Air strikes and car bomb signal bloody end to Syria's failed truce

UN envoy flies to Russia in attempt to resolve worsening violence

Beirut

President Bashar al-Assad's fighter jets wreaked destruction across Syria on the last day of a supposed ceasefire yesterday, leaving no doubt that the UN-brokered initiative had failed.

Admitting defeat, the UN-Arab League envoy Lakhdar Brahimi lamented that the violence was getting worse as smoke billowed above Damascus and other rebel strongholds following an estimated 60 strikes. Opposition groups claimed it was the most brutal use of firepower yet.

The UN Secretary General, Ban Ki-moon, said he was "deeply disappointed" that the four-day truce for the Eid festival had collapsed.

The violence came a day after the Syrian army claimed that "terrorists" had repeatedly violated the ceasefire and vowed to use an "iron fist" against them. It appeared to fulfil that promise yesterday. The heaviest air strikes were on areas in the northeast of the capital including Harasta, which the army has been trying to seize back from rebel hands.

Adding to the chaos, a car bomb exploded outside a bakery in the Jaramana district, a largely Druze and Christian area in the capital's south-east where residents are said to largely support the regime. The blast, which tore the fronts off several buildings, killed at least six people, according to state media, which ran footage of firefighters dousing the smouldering wreckage.

The announcement of the Eid truce had been met with scepticism and collapsed in many parts of the country almost as soon as it began, with neither side showing commitment to uphold it. With the latest effort to bring a halt to the fighting in tatters, Mr Brahimi was attempting to pick up the pieces yesterday, visiting Russia in an attempt to secure the assistance of one of Assad's most powerful allies in building a comprehensive solution.

Following talks with the Russian foreign minister, Sergei Lavrov, Mr Brahimi said: "The situation is very, very dangerous; the situation is bad and getting worse."

As the international community dithers, the death toll continues to mount. It is estimated that 32,000 people have been killed during the 19 months of violence. Activists claim as many as 400 people died during the first three days of the supposed ceasefire alone, with the Local Co-ordination Committees adding that 68 were killed yesterday, mostly around the capital.

The Syrian Observatory for Human Rights said more than 60 air strikes were carried out yesterday in the heaviest use of airpower during the conflict, although other activists disputed that assessment. Damascus-based Mohammed Saeed said: "We have seen worse days."

Regime aircraft were also said to have hit the strategic town of Murat al Numan in Idlib province. Its earlier capture by rebels severed a key supply line for Assad's troops in Aleppo.
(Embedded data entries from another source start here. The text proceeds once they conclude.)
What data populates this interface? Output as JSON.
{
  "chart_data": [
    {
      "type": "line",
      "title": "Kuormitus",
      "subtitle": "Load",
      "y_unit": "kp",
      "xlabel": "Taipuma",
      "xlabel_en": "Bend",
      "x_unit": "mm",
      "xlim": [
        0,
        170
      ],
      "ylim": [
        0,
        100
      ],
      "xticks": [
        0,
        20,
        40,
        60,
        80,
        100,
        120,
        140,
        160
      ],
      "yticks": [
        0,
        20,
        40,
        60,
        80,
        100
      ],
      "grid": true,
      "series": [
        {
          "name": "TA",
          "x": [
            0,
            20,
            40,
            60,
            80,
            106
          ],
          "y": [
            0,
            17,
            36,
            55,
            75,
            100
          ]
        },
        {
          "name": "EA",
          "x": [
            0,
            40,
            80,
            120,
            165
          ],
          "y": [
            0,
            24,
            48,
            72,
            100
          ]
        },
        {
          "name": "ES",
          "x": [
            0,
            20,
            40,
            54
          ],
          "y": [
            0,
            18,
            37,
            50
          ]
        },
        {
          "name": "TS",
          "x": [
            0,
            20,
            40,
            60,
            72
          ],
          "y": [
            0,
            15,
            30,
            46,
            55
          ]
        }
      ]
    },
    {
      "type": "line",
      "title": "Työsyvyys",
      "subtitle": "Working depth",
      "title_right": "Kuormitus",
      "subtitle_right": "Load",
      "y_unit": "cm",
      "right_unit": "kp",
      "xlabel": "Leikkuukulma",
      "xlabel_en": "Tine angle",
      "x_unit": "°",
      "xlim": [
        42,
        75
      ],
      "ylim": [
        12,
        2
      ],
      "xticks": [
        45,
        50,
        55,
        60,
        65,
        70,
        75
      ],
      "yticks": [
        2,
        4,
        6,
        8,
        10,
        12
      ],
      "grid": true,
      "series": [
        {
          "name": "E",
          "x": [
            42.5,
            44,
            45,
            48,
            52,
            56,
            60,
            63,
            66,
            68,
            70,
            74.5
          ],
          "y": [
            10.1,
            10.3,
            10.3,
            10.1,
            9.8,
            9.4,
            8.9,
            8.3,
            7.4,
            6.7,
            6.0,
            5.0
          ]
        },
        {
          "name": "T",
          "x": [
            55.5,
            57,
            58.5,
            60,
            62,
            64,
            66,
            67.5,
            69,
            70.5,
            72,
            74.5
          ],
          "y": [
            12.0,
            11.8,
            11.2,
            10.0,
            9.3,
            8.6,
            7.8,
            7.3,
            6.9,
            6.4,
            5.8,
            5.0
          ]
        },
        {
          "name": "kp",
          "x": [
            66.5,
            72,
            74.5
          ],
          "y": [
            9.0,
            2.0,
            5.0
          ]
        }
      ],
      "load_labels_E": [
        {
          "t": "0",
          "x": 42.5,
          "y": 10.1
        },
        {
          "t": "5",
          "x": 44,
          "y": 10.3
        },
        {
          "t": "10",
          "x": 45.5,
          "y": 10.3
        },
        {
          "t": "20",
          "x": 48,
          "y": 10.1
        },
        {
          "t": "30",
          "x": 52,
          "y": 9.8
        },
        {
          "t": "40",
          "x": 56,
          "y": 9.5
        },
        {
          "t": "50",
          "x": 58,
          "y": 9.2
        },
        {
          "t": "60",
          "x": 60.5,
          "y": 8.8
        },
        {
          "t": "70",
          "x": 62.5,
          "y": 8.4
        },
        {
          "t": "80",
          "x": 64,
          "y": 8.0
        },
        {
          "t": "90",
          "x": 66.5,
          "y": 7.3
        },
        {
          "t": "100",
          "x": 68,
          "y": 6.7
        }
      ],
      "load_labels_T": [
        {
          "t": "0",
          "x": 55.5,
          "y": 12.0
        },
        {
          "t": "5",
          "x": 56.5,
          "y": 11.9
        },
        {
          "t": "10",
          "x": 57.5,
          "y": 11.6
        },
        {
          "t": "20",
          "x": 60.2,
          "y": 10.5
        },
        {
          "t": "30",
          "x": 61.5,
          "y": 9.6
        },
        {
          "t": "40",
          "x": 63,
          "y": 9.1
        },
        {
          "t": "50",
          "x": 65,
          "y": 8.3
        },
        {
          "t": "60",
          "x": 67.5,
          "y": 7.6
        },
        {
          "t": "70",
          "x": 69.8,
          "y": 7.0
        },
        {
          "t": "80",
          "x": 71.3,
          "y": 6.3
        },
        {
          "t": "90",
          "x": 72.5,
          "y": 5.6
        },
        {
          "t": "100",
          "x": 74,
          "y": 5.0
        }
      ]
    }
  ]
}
There were gruesome scenes in the Hajar Aswad area of southern Damascus after a minibus was purportedly hit by a regime shell, killing eight people including several children. One video showed a mangled body being pulled from the smoking wreckage. State television gave a conflicting narrative of events, saying the deaths were caused by a car bomb.

Despite the failure of the truce, Mr Brahimi said he would not be discouraged from his mission. "We will continue to work as hard as we possibly can, in co-operation with everybody inside of Syria and outside of Syria, to bring down the level of violence, put an end to it," he said, adding that there were no plans to send in UN peacekeepers.

Analysts said the fact that international efforts were focused on a brief, four-day ceasefire highlighted the lack of any real initiative to end the bloodshed.

"The international community wants to feel like it's doing something," said Salman Shaikh. "But you can't expect a fragmented opposition and the regime – which is increasingly losing control of very important strategic areas – to feel like they can let go at this time. This model doesn't work. We are losing Syria."

Running on empty: the road to peace

Lakhdar Brahimi's effort to bring about a lull in violence over the Eid al-Adha festival is the latest initiative to crumble. Without any mechanism for monitoring or enforcing a truce, it stood little chance of success.

His predecessor Kofi Annan's attempt to forge a ceasefire in April was similarly doomed. Though it started with a brief decline in heavy bombardment, the violence soon ramped up to unprecedented levels, as 300 United Nations observers looked on helplessly.

The ceasefire was one step of Mr Annan's six-point peace plan, which failed to come to fruition. Some analysts say efforts must now focus on building unity in the opposition and forging a vision for a post-Assad Syria, rather than ceasefires and a transition led by Mr Assad.

An Arab League peace plan, which the Syrian regime agreed to in December, ended in controversy as UN monitors were accused of providing cover for the crimes of Assad's forces. The mission was suspended after just over a month.